IF YOU ARE AN UNDERGRADUATE and you want to become a science librarian, major in something that you enjoy and compliments your professional goals such as chemistry, physics or biology. If you want to become a young adult (YA) librarian, you might consider English or literature as a major. This will give you an edge above competing applicants who do not have a strong background in the job position. Also consider working in the library and/or volunteering at your local public library (e.g. shelving books). My point is to get as much practical experience under your belt as you can.

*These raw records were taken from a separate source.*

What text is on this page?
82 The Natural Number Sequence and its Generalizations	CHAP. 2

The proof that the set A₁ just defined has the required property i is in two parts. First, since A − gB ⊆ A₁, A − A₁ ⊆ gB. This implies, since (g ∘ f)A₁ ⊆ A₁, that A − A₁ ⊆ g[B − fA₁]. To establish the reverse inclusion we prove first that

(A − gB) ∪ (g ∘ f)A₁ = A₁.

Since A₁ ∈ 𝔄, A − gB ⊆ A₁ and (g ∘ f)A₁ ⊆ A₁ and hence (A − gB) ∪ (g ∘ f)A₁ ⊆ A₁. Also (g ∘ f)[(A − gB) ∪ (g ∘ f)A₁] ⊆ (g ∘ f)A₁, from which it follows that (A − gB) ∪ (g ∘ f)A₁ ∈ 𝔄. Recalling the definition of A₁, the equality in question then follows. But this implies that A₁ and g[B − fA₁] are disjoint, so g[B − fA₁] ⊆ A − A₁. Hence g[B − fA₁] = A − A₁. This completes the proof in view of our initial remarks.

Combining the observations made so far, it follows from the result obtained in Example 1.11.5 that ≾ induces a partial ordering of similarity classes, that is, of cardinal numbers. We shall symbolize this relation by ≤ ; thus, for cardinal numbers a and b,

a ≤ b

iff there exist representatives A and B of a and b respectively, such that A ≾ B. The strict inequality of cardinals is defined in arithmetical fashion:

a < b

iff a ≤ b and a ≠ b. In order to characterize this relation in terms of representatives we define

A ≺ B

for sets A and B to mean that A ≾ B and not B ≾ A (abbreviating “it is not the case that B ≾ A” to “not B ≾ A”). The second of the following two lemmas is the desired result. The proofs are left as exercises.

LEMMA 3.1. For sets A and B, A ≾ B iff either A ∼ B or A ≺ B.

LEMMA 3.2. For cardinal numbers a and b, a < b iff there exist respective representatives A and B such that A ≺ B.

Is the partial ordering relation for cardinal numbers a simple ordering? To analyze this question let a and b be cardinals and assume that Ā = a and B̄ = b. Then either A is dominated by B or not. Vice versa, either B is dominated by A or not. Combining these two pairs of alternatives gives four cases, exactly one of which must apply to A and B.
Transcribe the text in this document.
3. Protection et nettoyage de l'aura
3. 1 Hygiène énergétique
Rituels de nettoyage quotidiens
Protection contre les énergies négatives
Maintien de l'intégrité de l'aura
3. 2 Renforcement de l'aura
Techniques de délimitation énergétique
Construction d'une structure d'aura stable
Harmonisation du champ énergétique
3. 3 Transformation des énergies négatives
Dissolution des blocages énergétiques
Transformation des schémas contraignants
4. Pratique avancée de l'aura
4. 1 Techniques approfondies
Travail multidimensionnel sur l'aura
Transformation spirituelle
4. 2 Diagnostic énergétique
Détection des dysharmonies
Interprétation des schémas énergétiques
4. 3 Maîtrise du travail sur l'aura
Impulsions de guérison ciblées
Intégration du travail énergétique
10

IF YOU ARE A GRADUATE STUDENT in library school and have no background in the areas that you want to enter, try to take graduate classes that compliment your interests (e.g. science librarianship or story time for children). If you’re insecure about your education background, you could also take a few undergraduate classes in your area of expertise to help bolster your knowledge and education. This shows prospective employers that your are serious about the job position, and you also would have more current education than, granted not as broad as, applicants who have an undergraduate degree in related fields of study. Keep in mind that this is just one aspect that search committees consider when evaluating candidates. Also try to get paid internships at campus libraries and/or consider volunteering as an intern at a public library. My point is to get as much practical experience under your belt as you can.
From my perspective, I really want to see examples of your work that demonstrate quality and give a taste of what you’re capable of doing. Consider making a digital portfolio if you haven’t created one already.